On a relative basis, assuming a 15% CAGR growth in earnings of the BSE Sensex companies, the benchmark index is trading at a price to earnings multiple of around 14 times FY08 earnings. As compared to the same, the top five software majors, on an average, are trading at 19 times our estimated FY08 earnings. This is a 28% premium to the benchmark index. Considering the fact that earnings growth of the top three software companies i.e. Infosys, Wipro and TCS is likely to around 25% CAGR in the next three years (66% higher than Sensex earnings growth), we believe that the premium is justified
From: BSE IT: Has it tracked fundamentals
Question: Company A has a PE of 10, expected growth of 10 % for next 10 years and a ROE of 5 %. Company B has a PE of 15, expected growth of 8 % for the same period and an ROE of 20 %. Which company is cheap?
IT companies have a return on capital which is far in excess of 25%. However the key point in justifying the current valuations would be whether this level of growth and ROE hold? and that is where issues such as competivitive advantage of the indian IT service companies, their ability to contain costs, rupee – dollar rates etc comes in.
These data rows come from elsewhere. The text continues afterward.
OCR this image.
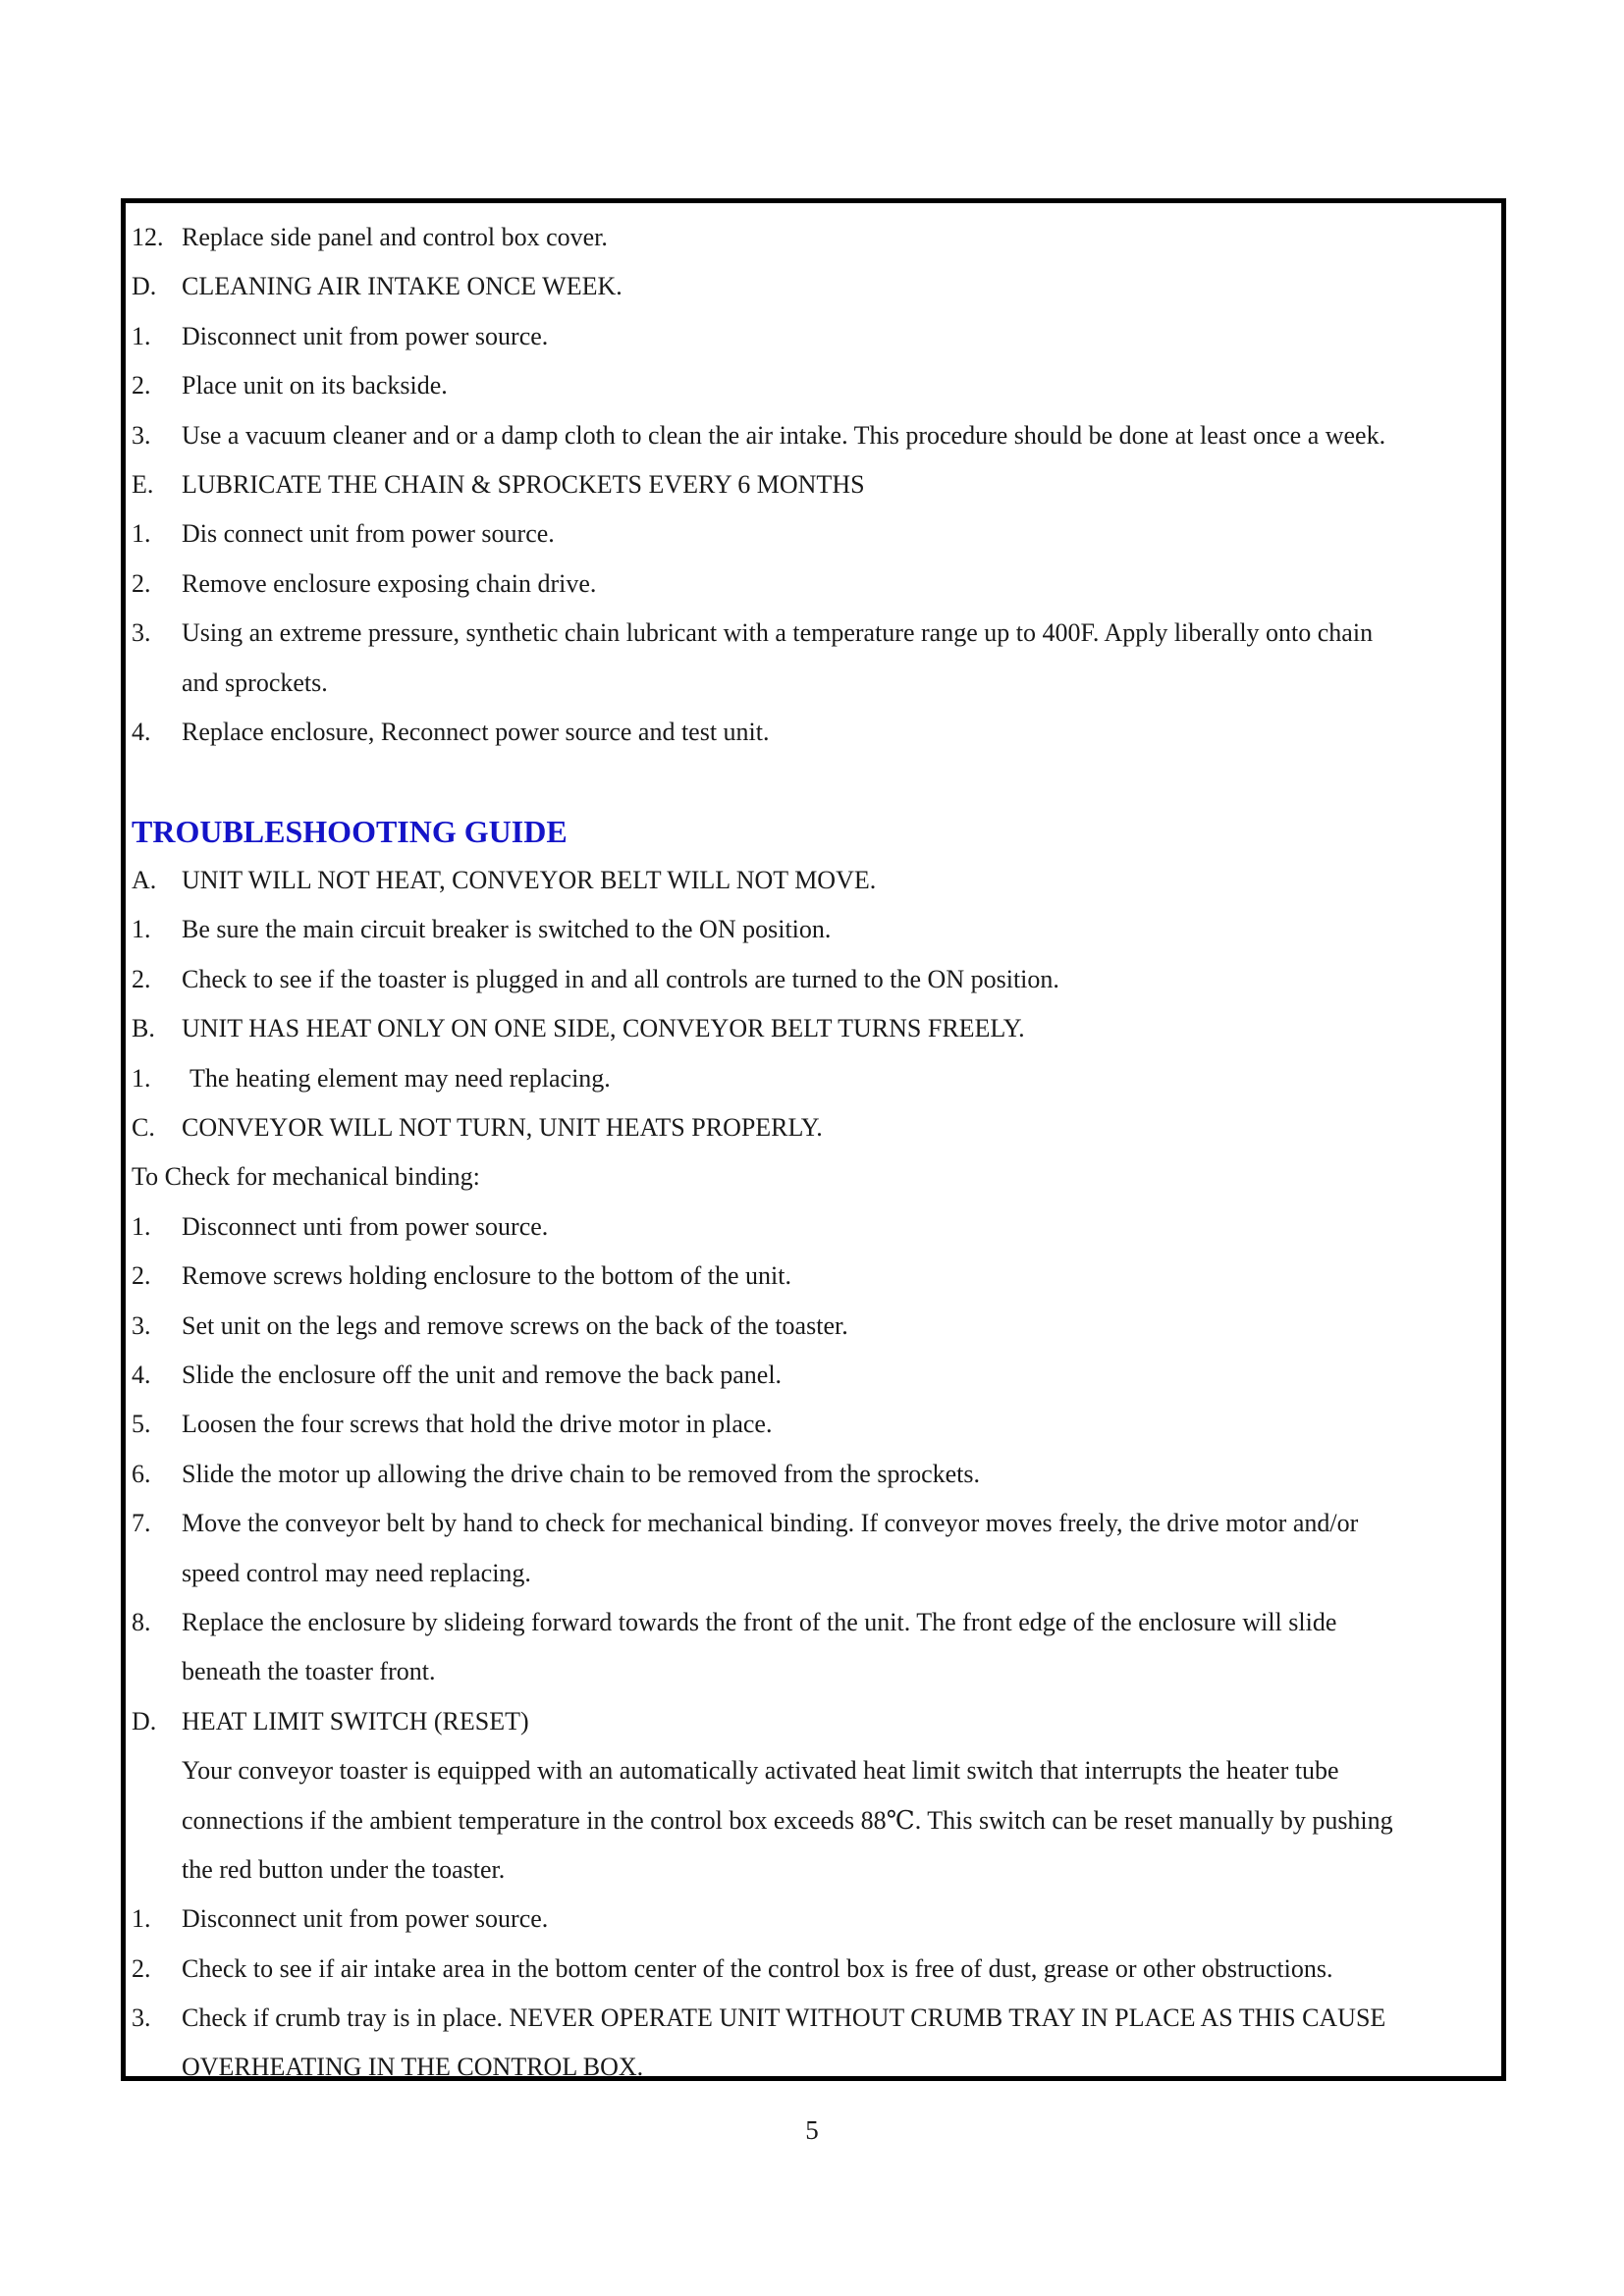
12. Replace side panel and control box cover.
D. CLEANING AIR INTAKE ONCE WEEK.
1. Disconnect unit from power source.
2. Place unit on its backside.
3. Use a vacuum cleaner and or a damp cloth to clean the air intake. This procedure should be done at least once a week.
E. LUBRICATE THE CHAIN & SPROCKETS EVERY 6 MONTHS
1. Dis connect unit from power source.
2. Remove enclosure exposing chain drive.
3. Using an extreme pressure, synthetic chain lubricant with a temperature range up to 400F. Apply liberally onto chain
and sprockets.
4. Replace enclosure, Reconnect power source and test unit.
TROUBLESHOOTING GUIDE
A. UNIT WILL NOT HEAT, CONVEYOR BELT WILL NOT MOVE.
1. Be sure the main circuit breaker is switched to the ON position.
2. Check to see if the toaster is plugged in and all controls are turned to the ON position.
B. UNIT HAS HEAT ONLY ON ONE SIDE, CONVEYOR BELT TURNS FREELY.
1. The heating element may need replacing.
C. CONVEYOR WILL NOT TURN, UNIT HEATS PROPERLY.
To Check for mechanical binding:
1. Disconnect unti from power source.
2. Remove screws holding enclosure to the bottom of the unit.
3. Set unit on the legs and remove screws on the back of the toaster.
4. Slide the enclosure off the unit and remove the back panel.
5. Loosen the four screws that hold the drive motor in place.
6. Slide the motor up allowing the drive chain to be removed from the sprockets.
7. Move the conveyor belt by hand to check for mechanical binding. If conveyor moves freely, the drive motor and/or
speed control may need replacing.
8. Replace the enclosure by slideing forward towards the front of the unit. The front edge of the enclosure will slide
beneath the toaster front.
D. HEAT LIMIT SWITCH (RESET)
Your conveyor toaster is equipped with an automatically activated heat limit switch that interrupts the heater tube
connections if the ambient temperature in the control box exceeds 88℃. This switch can be reset manually by pushing
the red button under the toaster.
1. Disconnect unit from power source.
2. Check to see if air intake area in the bottom center of the control box is free of dust, grease or other obstructions.
3. Check if crumb tray is in place. NEVER OPERATE UNIT WITHOUT CRUMB TRAY IN PLACE AS THIS CAUSE
OVERHEATING IN THE CONTROL BOX.
5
So basically the answer to the question posed in the above article is not as obvious as the writer is suggesting (at least to me)
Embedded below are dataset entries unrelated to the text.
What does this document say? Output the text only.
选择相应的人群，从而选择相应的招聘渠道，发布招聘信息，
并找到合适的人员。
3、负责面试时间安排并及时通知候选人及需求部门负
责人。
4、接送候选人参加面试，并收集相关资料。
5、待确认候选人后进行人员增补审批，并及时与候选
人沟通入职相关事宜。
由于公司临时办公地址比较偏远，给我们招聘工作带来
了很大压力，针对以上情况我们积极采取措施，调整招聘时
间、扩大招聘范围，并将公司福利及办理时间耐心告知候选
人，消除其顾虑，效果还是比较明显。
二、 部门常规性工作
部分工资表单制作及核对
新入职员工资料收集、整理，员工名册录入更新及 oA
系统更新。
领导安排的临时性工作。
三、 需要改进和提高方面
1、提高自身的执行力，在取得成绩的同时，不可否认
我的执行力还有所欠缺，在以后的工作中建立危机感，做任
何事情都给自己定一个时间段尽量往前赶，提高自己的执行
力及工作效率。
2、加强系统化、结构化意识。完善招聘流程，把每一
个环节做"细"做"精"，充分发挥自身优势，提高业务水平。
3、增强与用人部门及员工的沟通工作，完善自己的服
I typically avoid reading broker reports and their recommendations. The analysis is typically very shallow, incomplete
and hardly covers any of the key aspects in valuing the company. And worse is the tendency to compare apples and oranges, which in this case is to compare BSE sensex (which includes banks, commodity companies etc ) with an IT services company.
Answer to my question: Company A is a value destroyer and would need capital to grow at 10 % for next 10 years. So I would not pay more than 4-5 PE for the company.